で、それが間に合うよなものだとも認識しやすい。

 

ただし、テニスの技術は「できるようになったぞ」と思えるようになるのは、狙ったらそういうショットが打てるようになったりするなど、『再現性』が上がった時だと思います。

いままで返せなかった先輩のショットに、ラリーで持ちこたえられるようになった、とか、ネットの高いところを通して落ちるようなスピンが打てるようになったとか、ボレーのストレートとクロスが簡単に打ち分けられるようになったとか、成功回数が増えるほど、「できるようになった」と自信がつくものです。

 

スイング全体の長さを十分に取れれば、それなりにパワフルなショットが打てるようになります。

スイング長があれば、運動エネルギーが増えて、ボールにぶつけるパワーがそれだけで上がるからです。力を入れても大して変わりませんが、スイングの長さ(フォワードスイングの長さが特に)を長くできれば明らかなパワーアップがあります。

その中で大事なのは「当て方」であって、スイングが長く、そして力強く速いものになればなるほど、正確に当てることがむつかしくなります。人間のやることですから、すぐにできるようになることではなく、訓練して感覚が磨かれるほどに上達していきます。

トップスピンでもスライスでも、飛来するボールの軌道に大して斜めにスイング軌道を作って入れていくことで回転がかかります。

要するに、来たボールにいちいち合わせるということが、フラットに比べて楽になるということです。
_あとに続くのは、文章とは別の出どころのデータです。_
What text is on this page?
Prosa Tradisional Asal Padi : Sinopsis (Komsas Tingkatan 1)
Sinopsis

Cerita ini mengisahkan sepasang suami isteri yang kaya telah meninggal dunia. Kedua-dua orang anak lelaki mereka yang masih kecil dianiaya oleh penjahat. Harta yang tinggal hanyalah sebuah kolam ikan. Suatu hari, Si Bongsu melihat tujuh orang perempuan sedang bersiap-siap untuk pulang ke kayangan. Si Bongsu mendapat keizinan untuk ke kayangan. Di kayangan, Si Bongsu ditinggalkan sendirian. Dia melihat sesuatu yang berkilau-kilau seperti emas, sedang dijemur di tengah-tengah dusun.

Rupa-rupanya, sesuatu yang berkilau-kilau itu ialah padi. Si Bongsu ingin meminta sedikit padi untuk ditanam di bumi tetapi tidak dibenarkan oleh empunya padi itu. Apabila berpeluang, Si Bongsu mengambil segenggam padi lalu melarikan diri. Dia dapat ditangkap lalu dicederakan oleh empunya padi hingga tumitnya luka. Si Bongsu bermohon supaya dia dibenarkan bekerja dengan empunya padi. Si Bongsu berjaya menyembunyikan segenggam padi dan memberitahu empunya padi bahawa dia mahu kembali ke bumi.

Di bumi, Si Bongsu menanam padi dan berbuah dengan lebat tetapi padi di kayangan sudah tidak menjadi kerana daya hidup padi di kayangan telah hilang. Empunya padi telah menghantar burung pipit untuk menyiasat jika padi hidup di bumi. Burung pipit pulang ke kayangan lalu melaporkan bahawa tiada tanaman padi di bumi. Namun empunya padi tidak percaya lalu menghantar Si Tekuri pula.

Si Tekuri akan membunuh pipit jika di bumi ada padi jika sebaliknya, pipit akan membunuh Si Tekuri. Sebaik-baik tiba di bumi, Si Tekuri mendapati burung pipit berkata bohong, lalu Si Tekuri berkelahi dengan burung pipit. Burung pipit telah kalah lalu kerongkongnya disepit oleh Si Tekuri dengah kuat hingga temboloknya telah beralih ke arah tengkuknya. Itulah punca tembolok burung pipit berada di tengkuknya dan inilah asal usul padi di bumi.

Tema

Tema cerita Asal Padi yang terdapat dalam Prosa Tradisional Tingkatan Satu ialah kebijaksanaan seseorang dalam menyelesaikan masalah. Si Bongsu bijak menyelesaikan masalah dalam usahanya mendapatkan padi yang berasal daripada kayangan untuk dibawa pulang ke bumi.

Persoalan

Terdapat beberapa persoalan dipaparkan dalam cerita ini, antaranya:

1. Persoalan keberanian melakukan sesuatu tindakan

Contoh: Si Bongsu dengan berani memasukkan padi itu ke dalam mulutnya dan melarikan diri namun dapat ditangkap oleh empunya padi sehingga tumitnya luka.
加えて、インパクトの時に作用する力のベクトルが変わるので、当たった瞬間に飛ぶ距離が決まるようなことになります。

それって、ゴルフのクラブが何本も必要なのは、フェースについている角度が違うことで飛距離が変わることを利用するからです。

スイング軌道がある程度一定になる中で、インパクト時にボールに入るフェースの角度が変わることで、しっかり振って遠くへ飛ぶクラブと、同じようなスイングでも近くで落ちるような角度のきついクラブがある。

あまり飛ばない方のクラブでは回転数が多くかかることになり、高く上げればバックスピンで戻るようなショットも打てます。

テニスではラケットは一本で、その角度を変える手首の形でスピンの量を決めることができます。

当たる瞬間の動きで変えようとする方が多いですが、イメージはできても実際には不安定になると思います。

低い球が滑るようにしてきたときと、高く跳ねて伸びてくるようなショットが来るときでも、安定してインパクトの形ができているときにはミスせずに返せると思いますが、同じ感覚で打てるような認識ではないと思います。

しかし、当たったボールが飛ぶ感覚と同時に、スピンがかかって軌道を曲げるような感覚が得られるのならば、狙ったインパクトさえできれば安定したショットが打てるようになります。

慣れなければいけない要素は、飛来する相手のショットがバウンド後にどんな動きをするか、軌道の予測に長けること。

それと、そこから自分の感覚でラケット面で受け止めて、かつ放り投げるときの要領でラケット面から出ていく感覚?のような「当たっただけで飛んでいくような持ち方」でボールに当たる位置にきちんと持っていけること。

ができるなら、どこを狙っても打てるようになるものなのかもしれません。

実際に、フェデラーが出現したときに、相手のショットがきつくても素晴らしいコントロールで簡単そうにポイントをとっていくのを見た時に、「なんでああいうことができるんだろう」と思ったものです。

打点への「ラケットの入れ方」がフェデラーは自由にできるんだな、と感心しました。

ボールが飛んでくる、というのは「コントロールしなければ」というプレッシャーが飛んでくるようなものですから、フェデラーのように自由にできるためにどんな訓練が必要だったのかは想像するのも恐ろしい?ことのように思えますが、その極意を得て彼の存在があったのだと思います。

 

どのシーンでどの回転が必要か、それは相手にその次のショットをどうやって打たせるかを瞬時に判断し、相手に攻撃をさせずに自分ができるだけフリーで打てるようになりたい、というのがフェデラーの戦略でしょう。

誰でもできるようになることではないと思いますが、そこの要素の部分だけを見れば、まずは回転をかけるラケットワークをものにしよう、ってことになると思います。